Future: Aging – Facing the Challenge

Cynthia Kenyon is a molecular biologist and biogerontologist known for her genetic dissection of aging in a widely used model organism, the roundworm Caenorhabditis elegans.

She is the vice president of aging research at Calico Research Labs, and emerita professor of biochemistry and biophysics at the University of California, San Francisco (UCSF).

Kenyon is recognized as a pioneer, who first showed that the aging of the C. elegans worm is under genetic control, identified key genes involved in the regulation of aging and demonstrated the mechanisms by which these genes control aging. Through visionary and rigorous studies with C. elegans, she established that a hormonal pathway controlled by insulin-like and IGF-1-like hormones is a major determinant of the rate of aging in the worm.

Thanks to Kenyon’s pioneering studies, there is now strong reason to believe that genetic or drug-induced extension of lifespan could delay the onset of diseases associated with old age. This concept has revolutionary implications.

Kenyon became involved in investigating the aging process in the early 1990s. By comparing C. elegans worms with normal (short) life span and long-living C. elegans mutants, Kenyon discovered that mutations that reduced the activity of the daf-2 gene doubled the lifespan of the worms, which remained youthful and active much longer than their wild-type, normal counterparts. These observations suggested that daf-2 mutations altered the rate of aging, suggesting that a single specific gene could have a truly profound effect on aging.

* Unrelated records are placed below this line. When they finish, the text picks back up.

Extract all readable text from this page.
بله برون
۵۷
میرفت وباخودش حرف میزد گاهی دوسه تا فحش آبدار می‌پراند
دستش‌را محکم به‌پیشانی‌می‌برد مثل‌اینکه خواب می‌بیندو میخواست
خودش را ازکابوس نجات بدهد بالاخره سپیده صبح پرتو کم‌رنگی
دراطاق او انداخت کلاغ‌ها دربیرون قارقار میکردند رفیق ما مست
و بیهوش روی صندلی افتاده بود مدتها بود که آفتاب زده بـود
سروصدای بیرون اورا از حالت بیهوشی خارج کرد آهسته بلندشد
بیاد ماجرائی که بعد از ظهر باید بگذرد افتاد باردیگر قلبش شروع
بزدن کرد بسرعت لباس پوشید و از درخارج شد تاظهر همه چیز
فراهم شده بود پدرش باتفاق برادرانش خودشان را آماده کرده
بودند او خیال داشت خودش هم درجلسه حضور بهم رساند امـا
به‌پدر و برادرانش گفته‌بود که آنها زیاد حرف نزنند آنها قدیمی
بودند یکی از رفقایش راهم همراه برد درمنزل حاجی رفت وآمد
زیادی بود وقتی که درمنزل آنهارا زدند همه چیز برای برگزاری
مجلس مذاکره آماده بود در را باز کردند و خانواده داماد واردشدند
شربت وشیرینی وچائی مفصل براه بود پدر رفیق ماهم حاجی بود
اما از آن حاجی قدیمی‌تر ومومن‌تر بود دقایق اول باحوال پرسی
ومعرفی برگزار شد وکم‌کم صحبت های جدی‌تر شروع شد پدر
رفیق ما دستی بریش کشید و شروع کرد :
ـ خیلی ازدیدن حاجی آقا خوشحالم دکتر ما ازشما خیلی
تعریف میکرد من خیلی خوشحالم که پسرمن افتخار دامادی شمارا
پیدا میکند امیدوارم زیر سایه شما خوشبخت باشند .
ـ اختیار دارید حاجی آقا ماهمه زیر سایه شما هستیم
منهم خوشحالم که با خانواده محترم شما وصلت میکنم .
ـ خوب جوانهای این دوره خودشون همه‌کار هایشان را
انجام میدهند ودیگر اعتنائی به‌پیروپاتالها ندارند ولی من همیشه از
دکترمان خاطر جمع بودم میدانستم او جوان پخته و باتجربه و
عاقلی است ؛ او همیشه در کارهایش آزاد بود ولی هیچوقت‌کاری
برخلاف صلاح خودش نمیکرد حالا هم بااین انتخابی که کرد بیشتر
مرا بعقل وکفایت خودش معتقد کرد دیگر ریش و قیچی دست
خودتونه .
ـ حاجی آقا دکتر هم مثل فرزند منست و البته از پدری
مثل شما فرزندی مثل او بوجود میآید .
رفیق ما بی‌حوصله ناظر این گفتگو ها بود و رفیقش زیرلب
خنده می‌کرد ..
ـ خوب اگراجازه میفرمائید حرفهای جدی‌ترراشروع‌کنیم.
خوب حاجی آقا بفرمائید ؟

Kenyon also discovered the daf-16 gene as having the potential to keep an animal young. The daf-2 and daf-16 genes affect lifespan by influencing the level of the body’s antioxidants, the integrity of its immune system, its ability to repair its proteins, and many other life-extending processes. Another important finding was that the daf-16 gene is influenced by signals from the environment and also by signals from the reproductive system. This finding was used to extend the lifespan of worms six fold.

Other investigators showed that daf-2-like genes control the lifespan of fruit flies, mice and possibly also humans.  When these genes are altered, aging can be slowed and lifespan can be extended.

In summarizing her own achievements and those of her research team, Kenyon wrote, “to me it seems possible that a fountain of youth, made of molecules and not simply dreams, will someday be a reality.”

Among Kenyon’s honors are a member of the National Academy of Sciences; American Academy of Arts & Science; Honorary Doctorate, University of Paris; King Faisal International Prize for Medicine, La Fondation IPSEN Prize; and the AARP Inspire Award.